John Adams to Thomas Jefferson

Democracies have been found incompatible with personal security or the rights of property; and in general been as short in their lives as they have been violent in their death.
James Madison (1751-1836, 4th President of the United States 1809-1817)

Remember, democracy never lasts long. It soon wastes, exhausts, and murders itself. There never was a democracy yet that did not commit suicide.
John Quincy Adams (1767 – 1848, 6th President of the United States 1825-1829)

I have long been convinced that institutions purely democratic must, sooner or later, destroy liberty or civilization, or both.
Thomas Babington Macaulay (1800 – 1859, British Historian and Politician)

The best argument against democracy is a five minute conversation with the average voter.
Winston Churchill (1874-1965, British Prime Minister during World War II)

Indeed, it has been said that democracy is the worst form of Government except all those others that have been.
Winston Churchill
(This is the only quote that is thrown about these days almost as the gospel truth about democracy. Maybe it was true of just UK in the mid 20th century – may not have been true in the century prior or even after. Winston's first quote criticising the very essence of democracy is not heard anymore.)

Democracy encourages the majority to decide things about which the majority is blissfully ignorant.
John Simon (1925- American critic)

Despots and democratic majorities are drunk with power.
Ludwig von Mises (1881-1973, Austrian Economist)

Democracy is a pathetic belief in the collective wisdom of individual ignorance.
H.L. Mencken (1880-1956, American Essayist)

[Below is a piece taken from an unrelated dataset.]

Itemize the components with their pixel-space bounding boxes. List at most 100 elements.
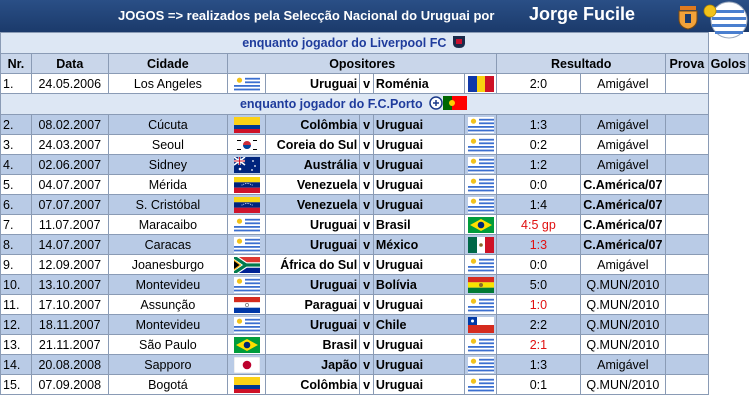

A democracy cannot exist as a permanent form of government. It can only exist until a majority of voters discover that they can vote themselves largess out of the public treasury.
Alexander Tytler (1747-1813, Scott British Writer)

(Egalitarian models are different from democratic majorities cornering resources of a nation in instant benefits)

Democracy is a process by which the people are free to choose the man who will get the blame.
Laurence J. Peter (1919-1990, American Educator, formulated The Peter Principle)

Democracy means simply the bludgeoning of the people by the people for the people.
Oscar Wilde (1854-1900, Irish Writer)

Liberty doesn't work as well in practice as it does in speeches.
Will Rogers (1879-1935, American Commentator)

Democracy forever teases us with the contrast between its ideals and its realities, between its heroic possibilities and its sorry achievements.